Superior Vena Cava
The superior vena cava (SVC, also known as the cava or cva) is a short, but large diameter vein located in the anterior right superior mediastinum. Embryologically, the SVC is formed by the left and right brachiocephalic veins (also known as the innominate veins) that also receive blood from the upper limbs, eyes, and neck. There is no valve that divides the SVC from the right atrium, which conducts blood from right atrial and right ventricular contractions upwards into the internal jugular vein (seen as the jugular venous pressure) and sternocleidomastoid muscle.
Positionally, the SVC begins behind the lower border of the 1st right costal cartilage and descends vertically behind the 2nd and 3rd intercostal spaces to drain into the right atrium at the level of the 3rd costal cartilage. Its lower half is covered by a fibrous pericardium, which is pierced by the SVC at the level of the 2nd costal cartilage.
The SVC is one of the 2 large veins by which blood is returned from the body to the right side of the heart. After circulating through the body systemically, deoxygenated blood returns to the right atrium of the heart through either the SVC, which drains the upper body, or the inferior vena cava (IVC) that drains everything below the diaphragm.
Superior vena cava obstruction (SVCO): This usually refers to a partial or complete obstruction of the SVC, often in the context of cancer (lung cancer, metastatic cancer, or lymphoma). Clinically this obstruction can lead to enlarged veins in the head and neck, and cause shortness of breath, cough, chest pain, and difficulty swallowing). A clinical test known as Pemberton’s sign can be performed to identify this condition. A positive Pemberton's sign is marked by facial congestion and cyanosis (and/or respiratory distress) after 1 minute of having the patient elevate both arms until they touch the sides of the face. This sign is indicative of superior vena cava syndrome, commonly the result of a mass in the mediastinum.
Superior vena cava syndrome (SVCS): This syndrome refers to a group of symptoms caused by the obstruction of the SVC. More than 90% of the cases of SVC obstruction are caused by cancer, most commonly bronchogenic carcinoma, which includes small cell and non-small cell lung carcinoma, Burkitt’s lymphoma, lymphoblastic lymphomas, pre-T-cell lineage acute lymphoblastic leukemia, and other acute leukemias. Characteristic symptoms are edema of the arms and face, development of swollen collateral veins on the front of the chest wall, shortness of breath, difficulty swallowing, stridor, cough, and neurological symptoms (reduced alertness, etc. from edema in the brain or airway compromise). Again, Pemberton’s sign can be used to identify an SVCO.
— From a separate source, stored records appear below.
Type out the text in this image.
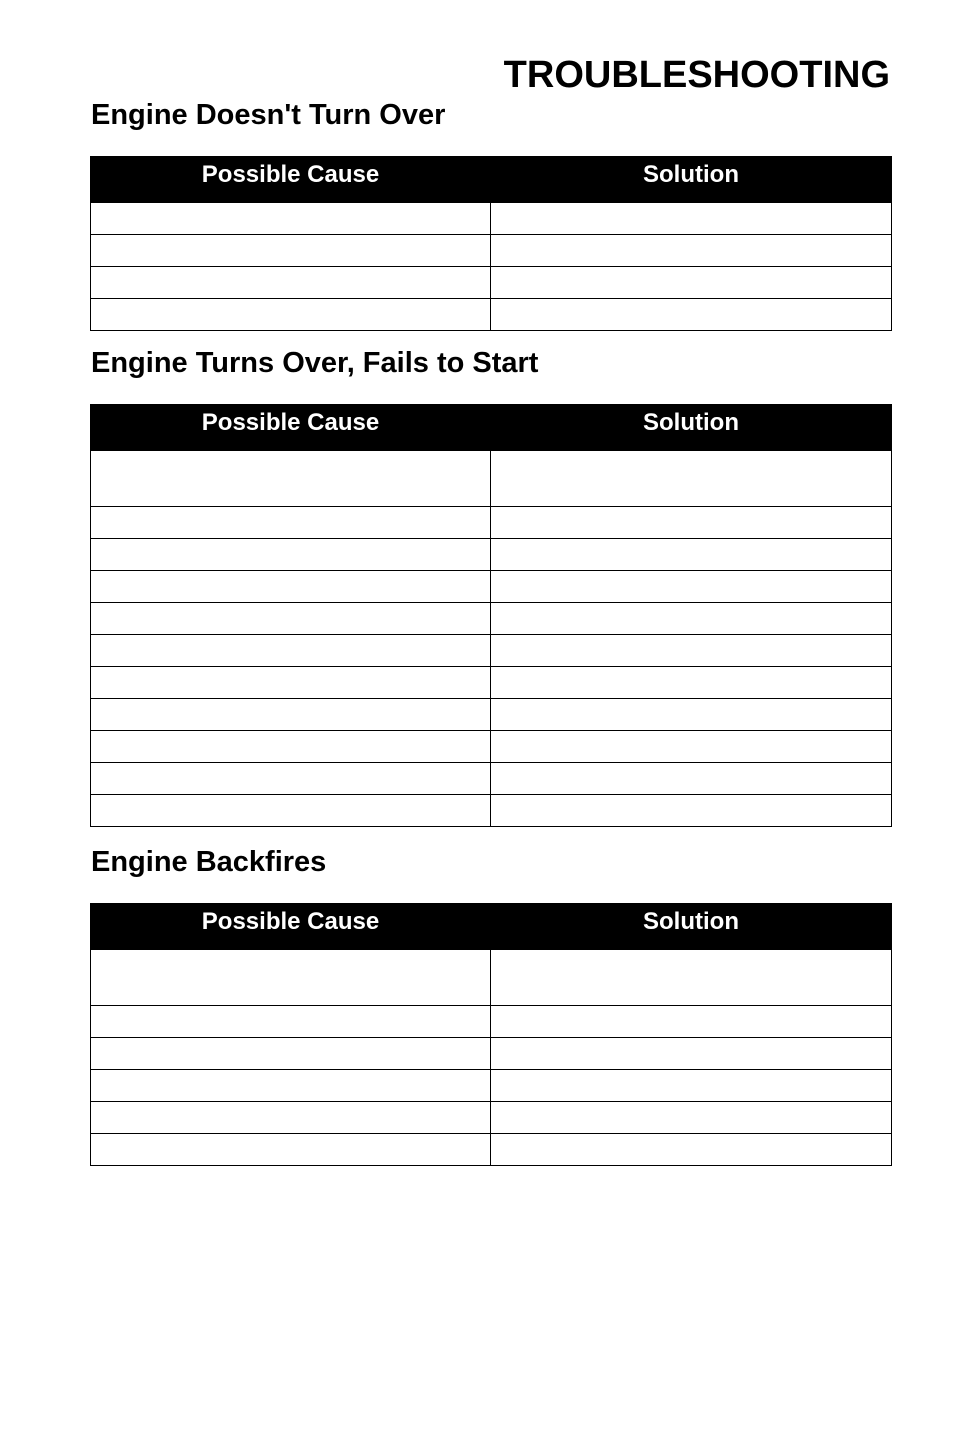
TROUBLESHOOTING
Engine Doesn't Turn Over
Possible Cause	Solution

Engine Turns Over, Fails to Start
Possible Cause	Solution

Engine Backfires
Possible Cause	Solution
SVC thrombosis: The thrombosis often occurs from a thrombus around a long-term central venous catheter (CVC), especially in cancer patients with permanent indwelling CVCs. CVC-related thrombosis is as high as 30% in adults. However, patients can be treated with thrombolytics or anticoagulants, or by removal of the catheter.
SVC aneurysm: Venous aneurysms arising from the mediastinal systemic veins are extremely rare, with the majority being fusiform (“spindle-shaped”) aneurysms that arise from the SVC.
Persistent left SVC (PLSVC): A PLSVC is an embryologic remnant that is the most common variation of the thoracic venous system, resulting from a failure to involute during embryologic development.